Gedongan merupakan ruang bagian dalam. Gedongan ini dijadikan sebagai mihrab, tempat Imam memimpin salat. Gedongan ini dikaitkan dengan makna simbolis sebagai tempat yang disucikan, sakral, dan dikeramatkan. Gedongan juga kerap digunakan sebagai tempat tidur pengantin bagi anak-anaknya.
Jaga satru merupakan bagian lain dari rumah joglo, yang khusus digunakan untuk umat dan terbagi menjadi dua bagian. Sebelah kiri untuk jamaah wanita dan sebelah kanan untuk jamaah pria. Di ruang jaga satru, di depan pintu masuk terdapat satu tiang di tengah ruang yang disebut tiang keseimbangan atau soko geder. Tiang tersebut sebagai simbol kepemilikan rumah dan berfungsi sebagai petanda atau tonggak untuk mengingatkan pada pemiliknya tentang keesaan tuhan.
Terdapat empat tiang utama di ruang dalam. Tiang itu disebut soko guru yang melambangkan empat hakikat kesempurnaan hidup. Dapat juga ditafsirkan sebagai hakikat dari sifat manusia.  Kehadiran bentangan dan tiang penyangga dengan atap bersusun (biasanya dibiarkan menyerupai warna aslinya) menjadi ciri khas dari kehadiran sebuah pendopo dalam rumah dengan gaya ini. Hal ini juga untuk menunjukkan status sosial pemiliknya.

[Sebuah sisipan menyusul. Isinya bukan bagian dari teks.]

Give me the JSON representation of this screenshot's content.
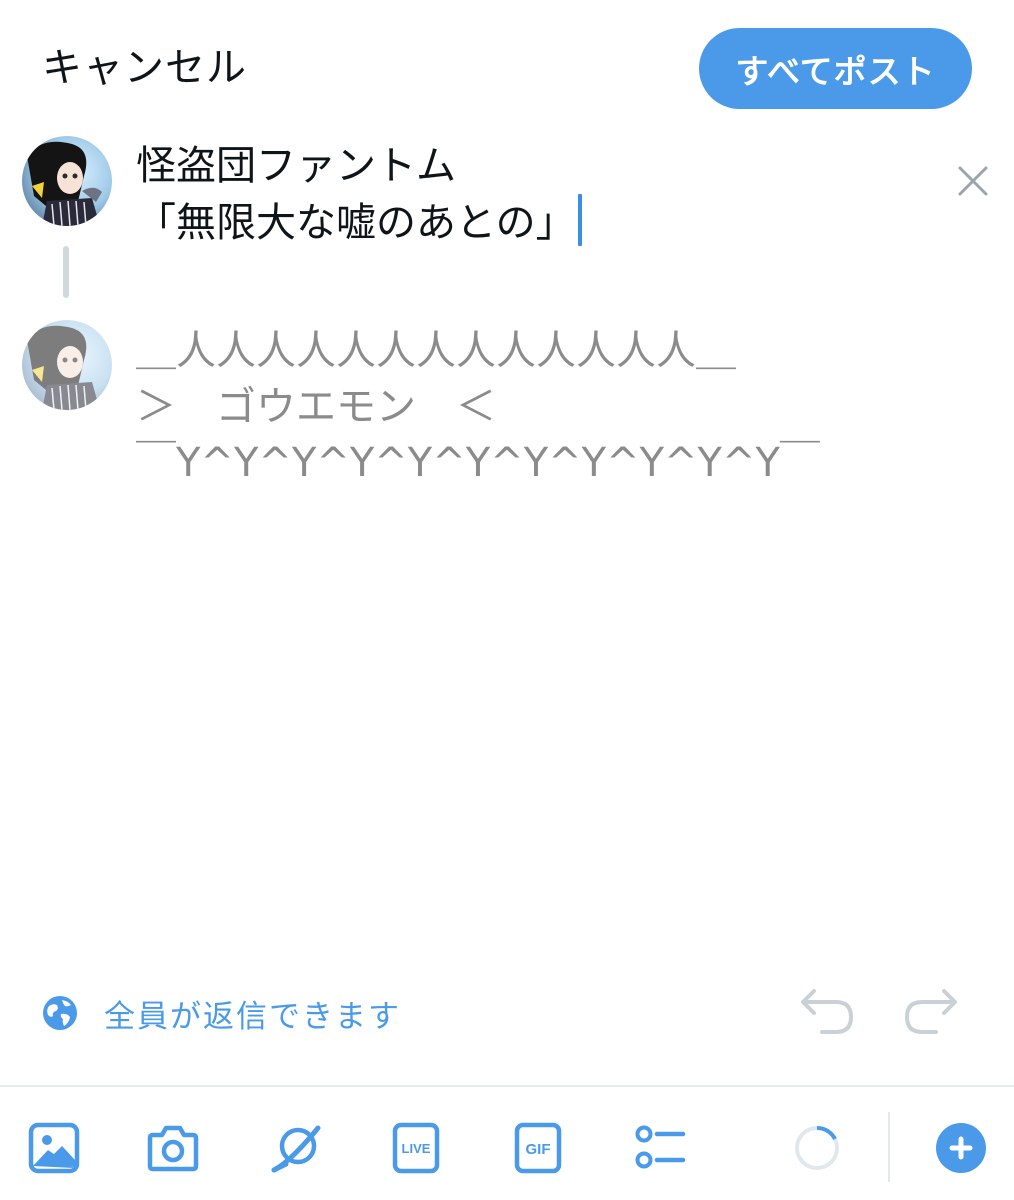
{
  "header": {
    "cancel_label": "キャンセル",
    "post_all_label": "すべてポスト"
  },
  "thread": {
    "first_line1": "怪盗団ファントム",
    "first_line2": "「無限大な嘘のあとの」",
    "second_line1": "＿人人人人人人人人人人人人人＿",
    "second_line2": "＞　ゴウエモン　＜",
    "second_line3": "￣Y^Y^Y^Y^Y^Y^Y^Y^Y^Y^Y￣"
  },
  "reply_setting": {
    "label": "全員が返信できます",
    "icon": "globe-icon"
  },
  "toolbar": {
    "live_text": "LIVE",
    "gif_text": "GIF",
    "icons": [
      "image-icon",
      "camera-icon",
      "planet-icon",
      "live-icon",
      "gif-icon",
      "poll-icon",
      "character-count-ring",
      "add-tweet-icon"
    ]
  },
  "colors": {
    "accent": "#4a9ae9",
    "text": "#0f1419",
    "placeholder": "#8b8b8b",
    "muted": "#cfd9de"
  }
}
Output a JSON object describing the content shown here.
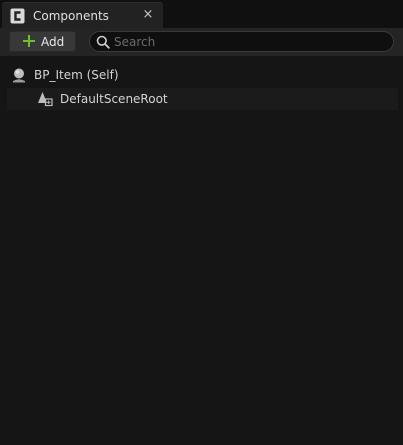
{
  "tab": {
    "label": "Components",
    "icon": "components-icon",
    "close_glyph": "×"
  },
  "toolbar": {
    "add_label": "Add",
    "add_icon": "plus-icon",
    "search_placeholder": "Search",
    "search_value": ""
  },
  "tree": {
    "items": [
      {
        "label": "BP_Item (Self)",
        "icon": "actor-sphere-icon",
        "depth": 0
      },
      {
        "label": "DefaultSceneRoot",
        "icon": "scene-root-icon",
        "depth": 1
      }
    ]
  },
  "colors": {
    "accent_green": "#6fbf2a",
    "background": "#151515",
    "toolbar": "#242424"
  }
}
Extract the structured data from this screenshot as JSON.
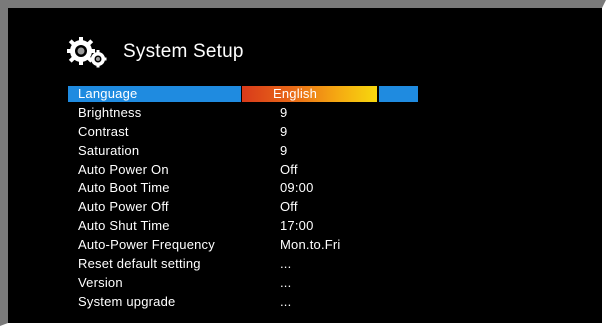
{
  "header": {
    "title": "System Setup",
    "icon": "gears-icon"
  },
  "colors": {
    "highlight_blue": "#1f8be0",
    "gradient_start": "#d83a1a",
    "gradient_end": "#f7d80e"
  },
  "menu": {
    "selected_index": 0,
    "items": [
      {
        "label": "Language",
        "value": "English"
      },
      {
        "label": "Brightness",
        "value": "9"
      },
      {
        "label": "Contrast",
        "value": "9"
      },
      {
        "label": "Saturation",
        "value": "9"
      },
      {
        "label": "Auto Power On",
        "value": "Off"
      },
      {
        "label": "Auto Boot Time",
        "value": "09:00"
      },
      {
        "label": "Auto Power Off",
        "value": "Off"
      },
      {
        "label": "Auto Shut Time",
        "value": "17:00"
      },
      {
        "label": "Auto-Power Frequency",
        "value": "Mon.to.Fri"
      },
      {
        "label": "Reset default setting",
        "value": "..."
      },
      {
        "label": "Version",
        "value": "..."
      },
      {
        "label": "System upgrade",
        "value": "..."
      }
    ]
  }
}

Tumpang dan sunduk merupakan penyambung atau penghubungan bagian soko guru. Posisi tumpang di atas sunduk. Dalam bahasa Jawa, kata “sunduk” itu sendiri berarti “penusuk”.
Lapisan balok kayu biasanya terdapat dibagian paling atas soko guru. Lapisan balok ini yang membentuk lingkaran-lingkaran bertingkat yang melebar ke arah luar dan dalam. Pelebaran ke bagian luar ini dinamakan elar. Dalam bahasa jawa elar berarti sayap. Sedangkan pelebaran ke bagian dalam disebut ‘tumpang-sari’. Elar ini menopang bidang atap, sementara Tumpang-sari menopang bidang langit langit joglo (pamidhangan).
Rumah joglo dapat dibedakan menjadi empat bagian, yaitu Muda (Nom), Tua (Tuwa), Laki-laki (Lanang), dan Perempuan (Wadon). Muda merupakan jogloTua merupakan joglo yang bentuk tampilannya cenderung memanjang dan meninggi (melar). Tua merupakan joglo yang bentuk tampilannya cenderung pendek (tidak memanjang) dan atapnya tidak tegak/cenderung rebah (nadhah). Laki-laki merupakan joglo yang terlihat kokoh karena rangkanya relatif tebal. Perempuan (wadon/padaringan kebak) merupakan joglo yang rangkanya relatif tipis/pipih.
Di bagian tengah pendapa terdapat empat tiang utama yang dinamakan sakaguru. Ukurannya harus lebih tinggi dan lebih besar dari tiang-tiang/saka-saka yang lain. Di kedua ujung tiang-tiang ini terdapat ornamen/ukiran.